Streitpunkt Ukraine 

Während Pence der Presse für Fragen nicht zur Verfügung stand und sich auch sonst nicht öffentlich zur Zukunft der transatlantischen Zusammenarbeit äußerte, ließ der russische Außenminister Sergej Lawrow die Welt wissen, sie befinde sich in einer „post-westlichen Ordnung“ und die NATO sei immer noch eine Kalte-Kriegs-Organisation. Er reagierte damit auch auf die im Vorfeld der Konferenz von Trump geäußerte Forderung, die russische Regierung müsse die „Gewalt in der Ukraine deeskalieren und die Krim zurückgeben“. Laut Lawrow habe die Ausdehnung der NATO nach Osten neue Spannungen in Europa geschaffen.

Trump: Russland soll die Krim zurückgeben

US-Präsident Donald Trump fordert Russland nach Angaben seines Sprechers auf, die Krim-Halbinsel wieder der Ukraine zu überlassen.

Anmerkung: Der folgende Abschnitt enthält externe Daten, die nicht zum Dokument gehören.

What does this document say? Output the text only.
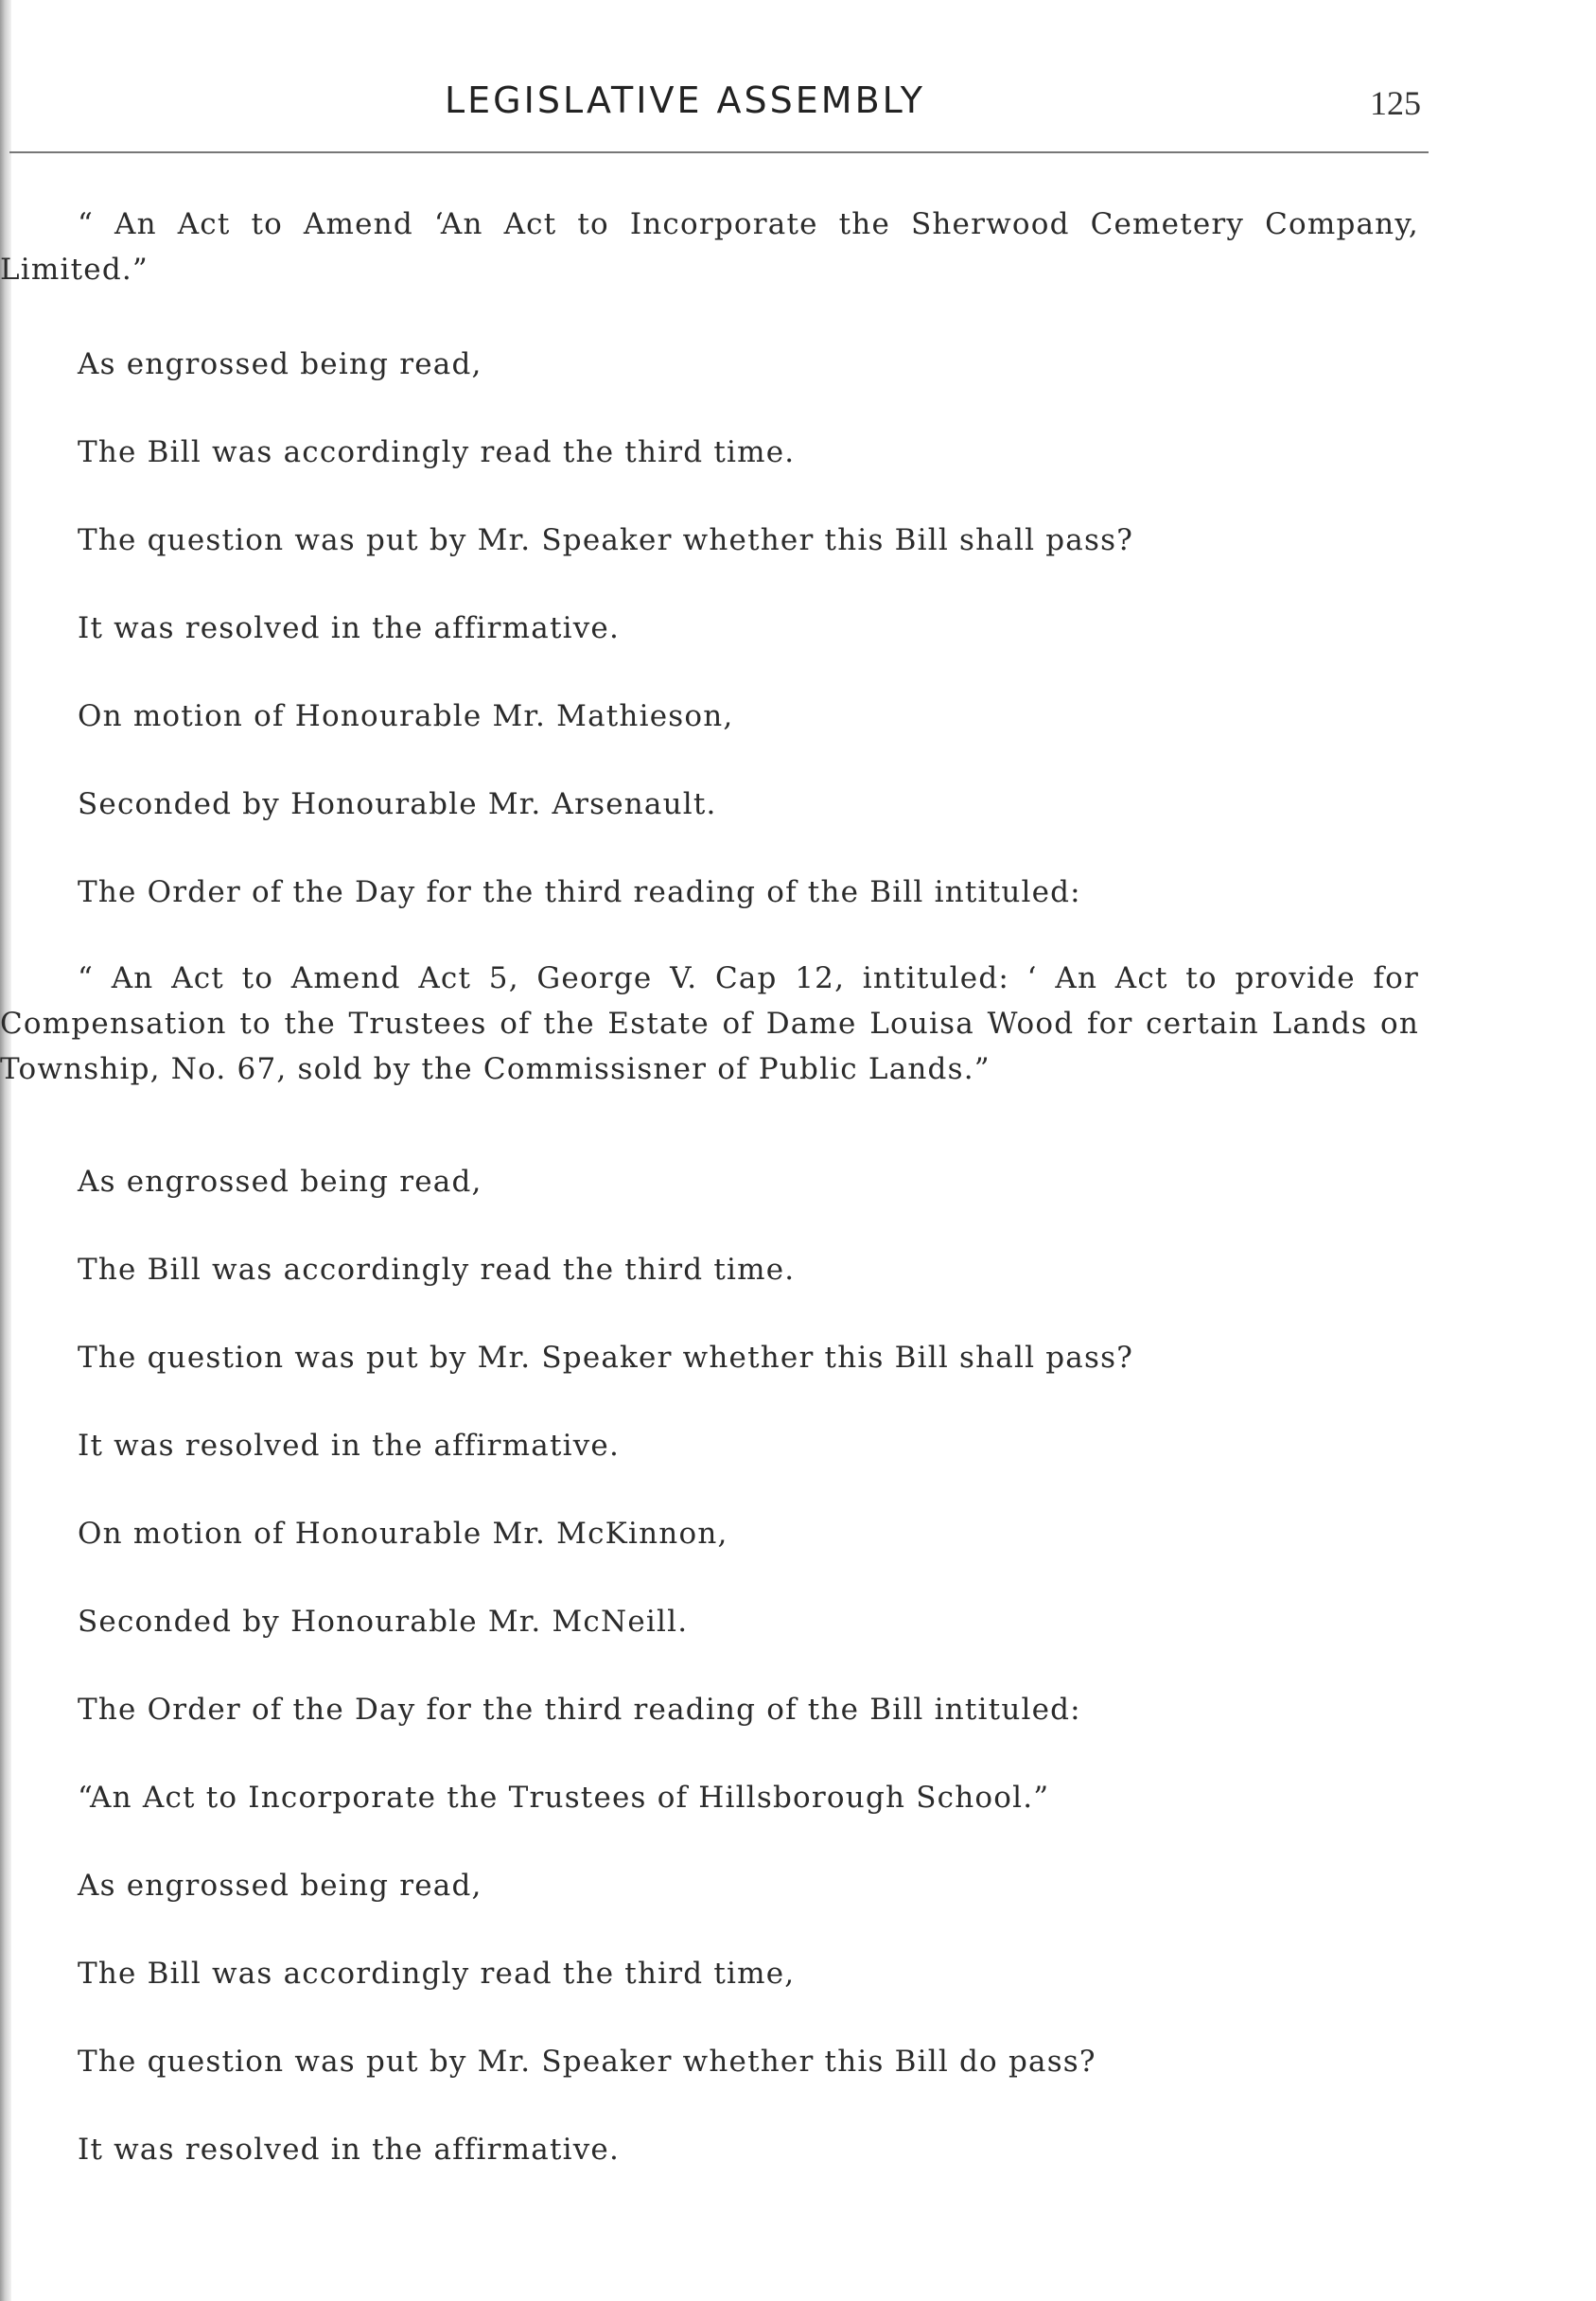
LEGISLATIVE ASSEMBLY	125

“ An Act to Amend ‘An Act to Incorporate the Sherwood Cemetery Company, Limited.”

As engrossed being read,

The Bill was accordingly read the third time.

The question was put by Mr. Speaker whether this Bill shall pass?

It was resolved in the affirmative.

On motion of Honourable Mr. Mathieson,

Seconded by Honourable Mr. Arsenault.

The Order of the Day for the third reading of the Bill intituled:

“ An Act to Amend Act 5, George V. Cap 12, intituled: ‘ An Act to provide for Compensation to the Trustees of the Estate of Dame Louisa Wood for certain Lands on Township, No. 67, sold by the Commissisner of Public Lands.”

As engrossed being read,

The Bill was accordingly read the third time.

The question was put by Mr. Speaker whether this Bill shall pass?

It was resolved in the affirmative.

On motion of Honourable Mr. McKinnon,

Seconded by Honourable Mr. McNeill.

The Order of the Day for the third reading of the Bill intituled:

“An Act to Incorporate the Trustees of Hillsborough School.”

As engrossed being read,

The Bill was accordingly read the third time,

The question was put by Mr. Speaker whether this Bill do pass?

It was resolved in the affirmative.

Noch vor Trumps Amtsantritt hatte dieser anerkennende Worte für den russischen Staatschef Wladimir Putin gefunden. In München wiederholte Pence nun erneut die Forderung, das Minsker-Friedensabkommen für die Ukraine umzusetzen und betonte, dass die USA Russland dafür „verantwortlich“ machen würden. In diesem Zusammenhang befürwortete Pence die EU-Sanktionen gegen Russland. Dennoch würden die USA den Dialog mit Moskau suchen und das auch von den Europäern erwarten.

Auch Lawrow bot eine Zusammenarbeit unter“pragmatischen“ Bedingungen an. Als Zeichen haben Vertreter Deutschlands, Frankreichs, Russlands und der Ukraine zunächst den Waffenstillstand für die Ukraine bekräftigt.

EU-Außenpolitik – aber wo geht es hin?

Wie sieht der internationale Kampf gegen den Terror aus? Was wird aus Syrien? Wie geht es im Nahost-Konflikt weiter? In vielen Fragen der amerikanischen Außenpolitik tappen die Europäer auch nach der Konferenz im Dunkeln. Eines hat das Treffen der europäischen Staatschefs jedoch gezeigt, der Zusammenhalt der Staatengemeinschaft ist jetzt wichtiger denn je – sowohl zur Durchsetzung europäischer Interessen, als auch zur Erhaltung einer transatlantischen Partnerschaft mit einer US-amerikanischen Regierung, deren Zuverlässigkeit zur Zeit auf dem Prüfstand steht. Und so war die zentrale Botschaft der europäischen Teilnehmer und von UN-Generalsekretär Antonio Guterres, dass keine Nation in einer globalisierten Welt bei der Lösung von Problemen alleine vorgehen könne.

Auch, wenn das außen- und sicherheitspolitische Konzept von Donald Trump noch unklar ist und sich erst bei dessen Europa-Besuch im Mai offenbaren könnte, so lohnt es sich laut Merkel, „für die internationalen, gemeinsamen multilateralen Strukturen zu kämpfen“,  aber vor allem an der europäischen Innen- und Außenpolitik, „an vielen Stellen zu verbessern“.